Insist that consumer protections would be preserved

Horizon representatives insist that the reform — which would require a public hearing as part of the banking and insurance department’s review process — would not eliminate their nonprofit mandate and that consumer protections would remain strong. While the draft bill notes the new entity could be sold or merged, company officials said that kind of change would still trigger a formal review by DOBI.

Under the proposal, the new entity would pay assessments to the state Treasury of no more than $200 million a year or up to $1 billion over seven years, based on its revenue, spending and other factors. Company officials said these payments are not the same as the charitable trust payments required under state law if the company were going to become a for-profit, since Horizon would remain a nonprofit under the new plan; instead, these are designed to offset some of the tax payments the state would lose as a result of the change.

Horizon now pays taxes at rates up to eight times higher than its competitors as a result of its unique status in state law, company representatives said, totaling nearly $363 million in state and federal payments in 2017; it was not immediately clear how much the change would cost New Jersey in lost taxes.

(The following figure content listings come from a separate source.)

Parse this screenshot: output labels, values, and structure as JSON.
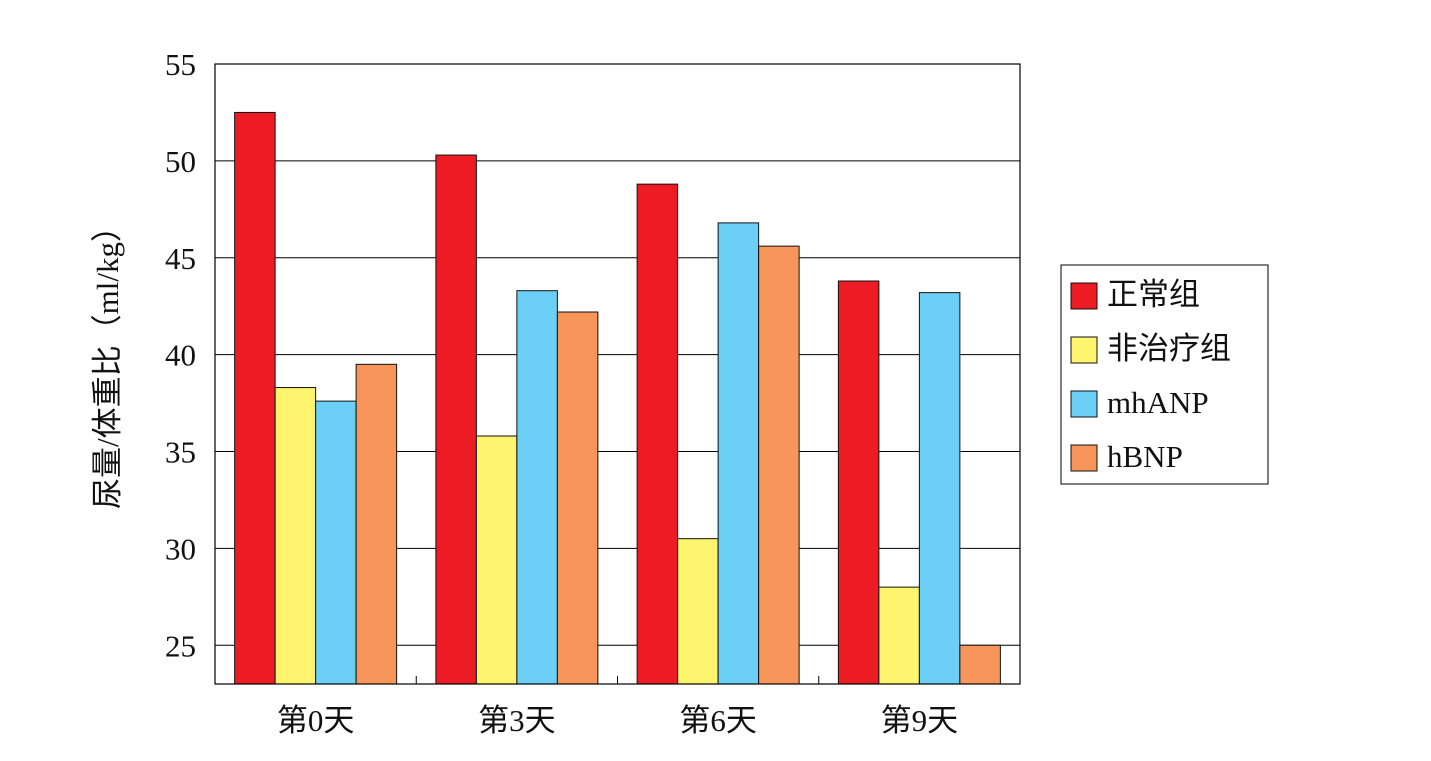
{
  "chart_data": {
    "type": "bar",
    "title": "",
    "xlabel": "",
    "ylabel": "尿量/体重比（ml/kg）",
    "categories": [
      "第0天",
      "第3天",
      "第6天",
      "第9天"
    ],
    "yticks": [
      25,
      30,
      35,
      40,
      45,
      50,
      55
    ],
    "ylim": [
      23,
      55
    ],
    "grid": true,
    "legend_position": "right",
    "series": [
      {
        "name": "正常组",
        "color": "#ed1c24",
        "values": [
          52.5,
          50.3,
          48.8,
          43.8
        ]
      },
      {
        "name": "非治疗组",
        "color": "#fff46e",
        "values": [
          38.3,
          35.8,
          30.5,
          28.0
        ]
      },
      {
        "name": "mhANP",
        "color": "#6bcff6",
        "values": [
          37.6,
          43.3,
          46.8,
          43.2
        ]
      },
      {
        "name": "hBNP",
        "color": "#f7955b",
        "values": [
          39.5,
          42.2,
          45.6,
          25.0
        ]
      }
    ]
  }
}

“Horizon is unwavering in its commitment to serve our members and the health of New Jersey’s communities,” company spokesman Tom Vincz said, noting that it appreciated the input from advocates. “Horizon is committed to an open and transparent process, to our not-for-profit mission, to our members, and to the health of New Jersey’s communities. We look forward to continuing to work with the advocates, other stakeholders, and the sponsors to identify common ground to move health care forward for New Jersey.”

But advocates said that while they appreciated Horizon’s efforts to inform them of the process in advance of the bill’s announcement last week, they are not yet convinced it is the right path forward. “We’re not looking to amend the bill we have in our hands,” Collinsgru said. “That assumes we’re working on a good premise and a good bill and right now that’s still in question.”